Beate will etwas bewegen und kriegt prompt eins aufs Maul. Wenn Beate brav mitlabern würde in Meetings, würde man sie in Ruhe lassen und befördern, »bebonussen« und bespaßen wie alle anderen mitlaufenden Mistbauer auch. Wenn sie dagegen etwas bewegen möchte und darauf hinweist, dass jede Maßnahme ein Ziel und einen Verantwortlichen braucht, kriegt sie Ärger und mindert ihre Karriereaussichten (weswegen viele Führungsfrauen irgendwann entnervt aufgeben – Männer gehen in die innere Emigration). Das ist pervers? Nein, das ist modernes Management: Wer wirklich etwas bewegen will, wird abgestraft – zur Hölle mit den Konsequenzen! Diese waren in Beates Fall drastisch.

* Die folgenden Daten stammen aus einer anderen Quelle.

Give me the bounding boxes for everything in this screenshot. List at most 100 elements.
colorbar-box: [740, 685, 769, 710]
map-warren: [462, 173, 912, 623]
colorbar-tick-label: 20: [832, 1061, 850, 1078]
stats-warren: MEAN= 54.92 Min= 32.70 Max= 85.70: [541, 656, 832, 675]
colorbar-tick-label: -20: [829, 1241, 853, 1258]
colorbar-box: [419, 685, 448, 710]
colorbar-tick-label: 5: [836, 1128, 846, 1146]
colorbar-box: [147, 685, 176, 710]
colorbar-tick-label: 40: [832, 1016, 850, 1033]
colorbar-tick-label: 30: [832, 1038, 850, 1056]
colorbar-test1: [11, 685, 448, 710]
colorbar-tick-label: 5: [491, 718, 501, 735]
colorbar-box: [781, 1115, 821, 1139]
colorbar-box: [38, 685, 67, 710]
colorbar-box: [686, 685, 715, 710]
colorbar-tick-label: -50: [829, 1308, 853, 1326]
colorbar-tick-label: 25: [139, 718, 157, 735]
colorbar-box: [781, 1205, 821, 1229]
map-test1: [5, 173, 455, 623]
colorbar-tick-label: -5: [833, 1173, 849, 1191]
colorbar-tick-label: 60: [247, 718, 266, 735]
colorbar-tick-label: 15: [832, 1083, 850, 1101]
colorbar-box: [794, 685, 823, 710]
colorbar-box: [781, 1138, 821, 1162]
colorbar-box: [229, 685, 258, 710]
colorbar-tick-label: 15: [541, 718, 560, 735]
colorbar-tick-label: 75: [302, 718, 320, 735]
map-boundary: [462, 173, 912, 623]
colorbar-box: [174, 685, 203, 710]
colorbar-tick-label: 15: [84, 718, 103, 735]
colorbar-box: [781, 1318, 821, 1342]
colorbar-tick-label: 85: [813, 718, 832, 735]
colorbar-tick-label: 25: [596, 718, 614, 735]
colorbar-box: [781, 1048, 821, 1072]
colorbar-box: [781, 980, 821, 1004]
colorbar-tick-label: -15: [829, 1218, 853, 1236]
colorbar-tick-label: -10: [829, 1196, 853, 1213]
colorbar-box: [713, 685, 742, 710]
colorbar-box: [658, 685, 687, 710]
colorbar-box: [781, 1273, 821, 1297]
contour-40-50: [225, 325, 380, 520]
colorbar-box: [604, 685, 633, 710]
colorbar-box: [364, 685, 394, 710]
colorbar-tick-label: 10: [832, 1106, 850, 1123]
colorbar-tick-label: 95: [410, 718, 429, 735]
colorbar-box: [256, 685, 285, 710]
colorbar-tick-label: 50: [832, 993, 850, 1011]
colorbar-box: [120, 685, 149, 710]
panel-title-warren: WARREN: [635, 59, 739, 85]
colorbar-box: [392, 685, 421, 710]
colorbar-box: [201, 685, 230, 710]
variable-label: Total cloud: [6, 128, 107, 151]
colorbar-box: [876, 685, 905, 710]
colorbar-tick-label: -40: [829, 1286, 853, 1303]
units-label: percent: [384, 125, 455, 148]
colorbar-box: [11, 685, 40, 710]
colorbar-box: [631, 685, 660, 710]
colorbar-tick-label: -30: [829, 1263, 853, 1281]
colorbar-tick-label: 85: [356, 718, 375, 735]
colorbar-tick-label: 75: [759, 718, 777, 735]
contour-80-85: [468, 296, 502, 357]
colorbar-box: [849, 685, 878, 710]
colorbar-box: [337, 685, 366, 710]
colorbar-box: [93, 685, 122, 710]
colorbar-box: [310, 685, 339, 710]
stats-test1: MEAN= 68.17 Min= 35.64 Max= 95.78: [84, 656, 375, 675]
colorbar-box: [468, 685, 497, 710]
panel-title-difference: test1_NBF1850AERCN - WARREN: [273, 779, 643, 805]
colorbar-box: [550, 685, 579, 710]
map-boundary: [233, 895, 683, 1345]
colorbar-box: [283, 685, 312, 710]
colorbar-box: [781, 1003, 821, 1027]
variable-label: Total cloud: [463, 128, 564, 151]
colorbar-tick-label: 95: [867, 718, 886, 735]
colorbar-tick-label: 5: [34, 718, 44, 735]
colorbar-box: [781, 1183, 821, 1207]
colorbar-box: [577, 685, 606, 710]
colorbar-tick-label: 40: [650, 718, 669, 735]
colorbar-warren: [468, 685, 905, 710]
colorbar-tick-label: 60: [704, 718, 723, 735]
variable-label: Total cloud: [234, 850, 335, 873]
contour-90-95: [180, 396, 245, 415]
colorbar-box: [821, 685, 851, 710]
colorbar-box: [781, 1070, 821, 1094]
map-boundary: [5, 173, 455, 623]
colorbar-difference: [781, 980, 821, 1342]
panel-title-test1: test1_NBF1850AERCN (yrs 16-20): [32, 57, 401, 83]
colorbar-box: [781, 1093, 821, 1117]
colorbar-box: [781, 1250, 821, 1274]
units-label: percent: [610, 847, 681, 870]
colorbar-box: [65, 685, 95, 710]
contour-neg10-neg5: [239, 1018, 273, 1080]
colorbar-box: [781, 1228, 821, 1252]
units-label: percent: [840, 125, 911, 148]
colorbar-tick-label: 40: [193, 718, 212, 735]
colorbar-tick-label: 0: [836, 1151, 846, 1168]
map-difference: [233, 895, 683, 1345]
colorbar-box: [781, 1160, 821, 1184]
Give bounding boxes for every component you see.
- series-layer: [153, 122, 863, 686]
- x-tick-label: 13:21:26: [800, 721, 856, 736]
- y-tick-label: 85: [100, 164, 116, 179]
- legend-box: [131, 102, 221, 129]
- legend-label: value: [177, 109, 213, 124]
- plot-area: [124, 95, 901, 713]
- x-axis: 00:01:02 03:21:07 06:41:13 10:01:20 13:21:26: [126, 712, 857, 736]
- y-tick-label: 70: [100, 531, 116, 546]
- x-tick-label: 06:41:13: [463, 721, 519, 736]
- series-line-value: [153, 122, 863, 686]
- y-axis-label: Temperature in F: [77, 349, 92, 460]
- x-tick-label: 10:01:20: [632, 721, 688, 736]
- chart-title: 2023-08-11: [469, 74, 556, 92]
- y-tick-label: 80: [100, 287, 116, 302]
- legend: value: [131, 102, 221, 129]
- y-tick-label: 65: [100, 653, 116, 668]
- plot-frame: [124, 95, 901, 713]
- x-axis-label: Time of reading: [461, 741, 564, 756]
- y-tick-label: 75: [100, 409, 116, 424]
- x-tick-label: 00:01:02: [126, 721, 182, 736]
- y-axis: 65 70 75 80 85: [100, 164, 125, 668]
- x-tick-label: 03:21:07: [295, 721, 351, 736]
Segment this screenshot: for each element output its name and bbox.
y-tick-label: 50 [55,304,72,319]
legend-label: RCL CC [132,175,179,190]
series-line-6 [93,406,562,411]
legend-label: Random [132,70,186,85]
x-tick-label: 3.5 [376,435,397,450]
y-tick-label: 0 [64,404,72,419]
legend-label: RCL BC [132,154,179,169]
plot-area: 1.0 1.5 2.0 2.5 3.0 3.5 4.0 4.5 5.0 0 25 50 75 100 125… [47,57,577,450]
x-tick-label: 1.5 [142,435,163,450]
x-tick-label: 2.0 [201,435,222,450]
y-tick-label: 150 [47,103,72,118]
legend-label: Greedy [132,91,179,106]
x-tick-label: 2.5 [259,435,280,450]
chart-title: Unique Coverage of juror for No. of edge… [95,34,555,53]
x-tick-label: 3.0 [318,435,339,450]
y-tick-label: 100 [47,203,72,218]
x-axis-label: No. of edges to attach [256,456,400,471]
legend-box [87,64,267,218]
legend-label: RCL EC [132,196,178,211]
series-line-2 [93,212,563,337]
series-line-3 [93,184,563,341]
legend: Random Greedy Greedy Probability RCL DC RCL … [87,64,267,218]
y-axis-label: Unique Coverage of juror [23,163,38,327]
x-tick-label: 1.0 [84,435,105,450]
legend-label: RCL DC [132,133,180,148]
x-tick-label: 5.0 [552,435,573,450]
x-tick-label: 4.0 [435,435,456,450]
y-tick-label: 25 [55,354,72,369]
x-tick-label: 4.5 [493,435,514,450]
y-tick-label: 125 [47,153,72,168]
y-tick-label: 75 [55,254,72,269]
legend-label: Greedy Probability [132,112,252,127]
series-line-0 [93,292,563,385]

Den Kunden, um den es im Meeting ging, hat der Konzern verloren. Natürlich. Nasenlandung. Weil einige der besprochenen Aktionen nicht durchgeführt wurden. Nicht aus bösem Willen, sondern weil sich keiner so recht dafür zuständig fühlte. Zuständigkeit war auch nicht Thema des »Eskalationsmeetings«. Zuständigkeit ist ein Fremdwort für Mistbauer. Das finden Sie ein wenig hart formuliert? Dann sollten Sie mal Beate hören.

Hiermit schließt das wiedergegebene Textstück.